As it has been a good many years since I've done any vector manipulation, some help to jolt my memory would be good.
The two plane waves are
$\vec{E_{1}} = \hat{e_{1}}|\vec{E}_{1}| e^{i(\vec{k}\vec{r} - \omega t)}e^{i\phi_{1}}$
and
$\vec{E_{2}} = \hat{e_{2}}|\vec{E}_{2}| e^{i(\vec{k}\vec{r} - \omega t)}e^{i\phi_{2}}$
where
$\vec{k} = \langle k_{x}, k_{y}, k_{z} \rangle$, $\vec{r} = \langle r_{x}, r_{y}, r_{z} \rangle$.

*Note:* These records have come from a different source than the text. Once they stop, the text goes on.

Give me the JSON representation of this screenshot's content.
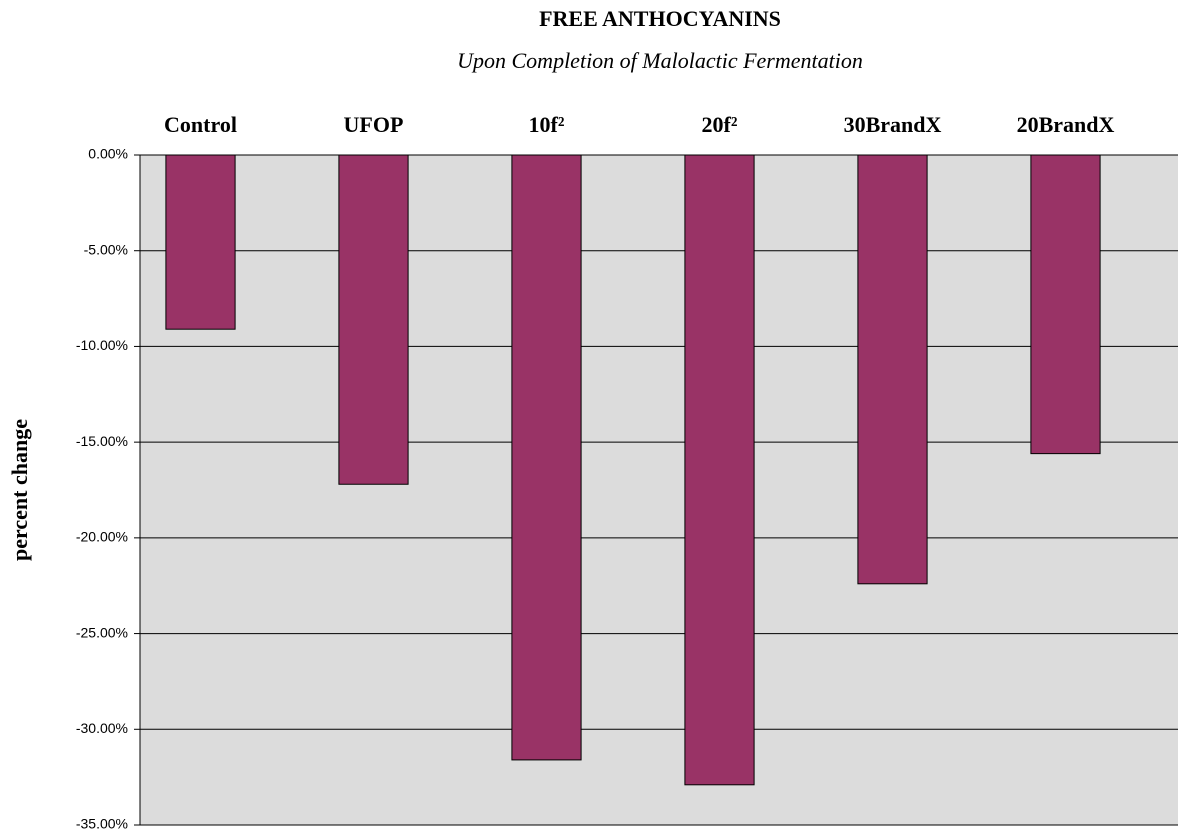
{
  "chart_data": {
    "type": "bar",
    "title": "FREE ANTHOCYANINS",
    "subtitle": "Upon Completion of Malolactic Fermentation",
    "ylabel": "percent change",
    "categories": [
      "Control",
      "UFOP",
      "10f²",
      "20f²",
      "30BrandX",
      "20BrandX"
    ],
    "values": [
      -9.1,
      -17.2,
      -31.6,
      -32.9,
      -22.4,
      -15.6
    ],
    "color": "#993366",
    "ylim": [
      -35,
      0
    ],
    "yticks": [
      {
        "value": 0,
        "label": "0.00%"
      },
      {
        "value": -5,
        "label": "-5.00%"
      },
      {
        "value": -10,
        "label": "-10.00%"
      },
      {
        "value": -15,
        "label": "-15.00%"
      },
      {
        "value": -20,
        "label": "-20.00%"
      },
      {
        "value": -25,
        "label": "-25.00%"
      },
      {
        "value": -30,
        "label": "-30.00%"
      },
      {
        "value": -35,
        "label": "-35.00%"
      }
    ],
    "grid": true
  }
}
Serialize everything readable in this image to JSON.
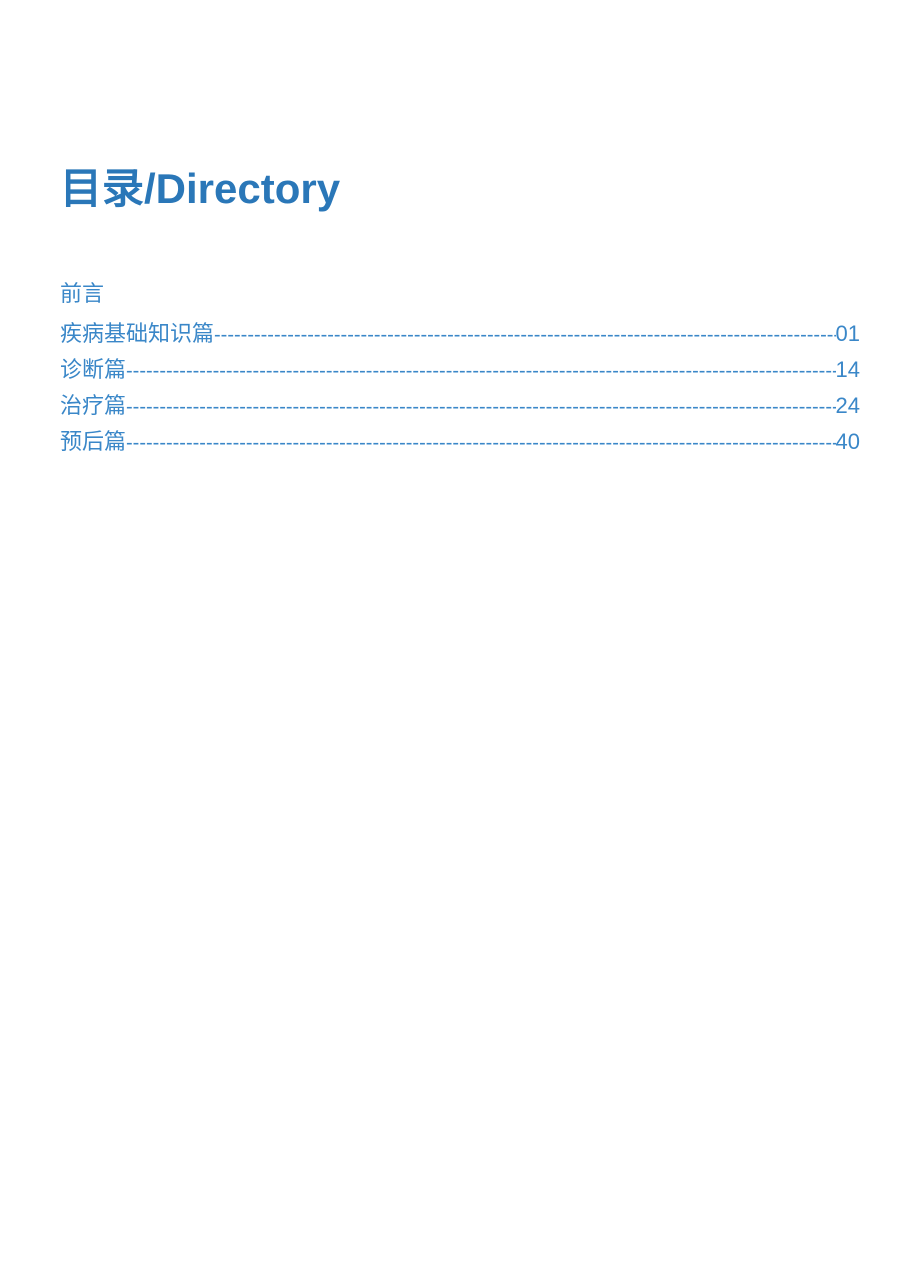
{
  "colors": {
    "title": "#2a77b8",
    "text": "#3a87c8",
    "background": "#ffffff"
  },
  "typography": {
    "title_fontsize": 42,
    "entry_fontsize": 22,
    "title_fontweight": "bold"
  },
  "title": "目录/Directory",
  "toc": {
    "preface": "前言",
    "entries": [
      {
        "label": "疾病基础知识篇",
        "page": "01"
      },
      {
        "label": "诊断篇",
        "page": "14"
      },
      {
        "label": "治疗篇",
        "page": "24"
      },
      {
        "label": "预后篇",
        "page": "40"
      }
    ]
  }
}
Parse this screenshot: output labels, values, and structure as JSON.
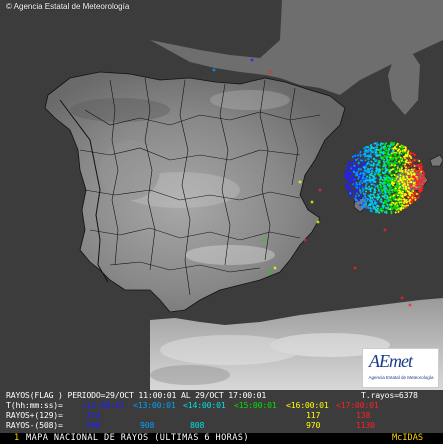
{
  "header": {
    "copyright": "© Agencia Estatal de Meteorología"
  },
  "logo": {
    "text": "AEmet",
    "subtitle": "Agencia Estatal de Meteorología"
  },
  "legend": {
    "row1": {
      "left": "RAYOS(FLAG ) PERIODO=29/OCT 11:00:01 AL 29/OCT 17:00:01",
      "right": "T.rayos=6378"
    },
    "row2": {
      "label": "T(hh:mm:ss)=",
      "times": [
        {
          "text": "<12:00:01",
          "color": "#2020ff"
        },
        {
          "text": "<13:00:01",
          "color": "#00a0ff"
        },
        {
          "text": "<14:00:01",
          "color": "#00e0e0"
        },
        {
          "text": "<15:00:01",
          "color": "#00e000"
        },
        {
          "text": "<16:00:01",
          "color": "#ffff00"
        },
        {
          "text": "<17:00:01",
          "color": "#ff2020"
        }
      ]
    },
    "row3": {
      "label": "RAYOS+(129)=",
      "values": [
        "374",
        "",
        "",
        "",
        "117",
        "138"
      ]
    },
    "row4": {
      "label": "RAYOS-(508)=",
      "values": [
        "590",
        "908",
        "808",
        "",
        "970",
        "1130"
      ]
    }
  },
  "footer": {
    "index": "1",
    "title": "MAPA NACIONAL DE RAYOS (ULTIMAS 6 HORAS)",
    "brand": "McIDAS"
  },
  "map": {
    "land_color": "#7a7a7a",
    "sea_color": "#3c3c3c",
    "border_color": "#000000",
    "strike_colors": [
      "#2020ff",
      "#00a0ff",
      "#00e0e0",
      "#00e000",
      "#ffff00",
      "#ff2020"
    ]
  }
}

I want to show that $|\vec{E}|^{2} = |E_{1}|^{2} + |E_{2}|^{2} + 2 |\vec{E}_{1}| |\vec{E}_{2}| cos(\phi)$
The square of the magnitude for $\vec{E}_{1}$ gives $|\vec{E}_{1}|^{2} = |\vec{E}_{1}| |e^{i(\vec{k}\vec{r} - \omega t)}e^{i\phi_{1}}| = |\vec{E}_{1}| |e^{-(\vec{k}\vec{r} - \omega t)\phi_{1}}|$
and the square of the magnitude for $\vec{E}_{2}$ gives $|\vec{E}_{2}|^{2} = |\vec{E}_{2}| |e^{i(\vec{k}\vec{r} - \omega t)}e^{i\phi_{2}}| = |\vec{E}_{2}| |e^{-(\vec{k}\vec{r} - \omega t)\phi_{2}}|$
Any further help or hints are appreciated.
This is not a complete answer because I don't know how to account for the angle, but hopefully it still helps. For any vector sum $E=E_1+E_2$, we can write
\begin{align} |E|^2&=\langle E_1+E_2, E_1+E_2 \rangle=\langle E_1, E_1+E_2 \rangle +\langle E_2, E_1+E_2 \rangle\\ &=\langle E_1, E_1 \rangle+\langle E_1, E_2 \rangle +\langle E_2, E_1 \rangle +\langle E_2, E_2 \rangle\\ &=|E_1|^2 + |E_2|^2+2\langle E_1, E_2 \rangle\\ &=|E_1|^2 + |E_2|^2+2|E_1| |E_2| \cos(\phi), \end{align}
where $\phi$ is the angle between $E_1$ and $E_2$. But something is fishy in the problem statement, because if $\hat{e_1}$ and $\hat{e_2}$ are the standard basis vectors in $\mathbb{R}^2$, then $\cos(\phi)=\cos(\pi/2)=0$.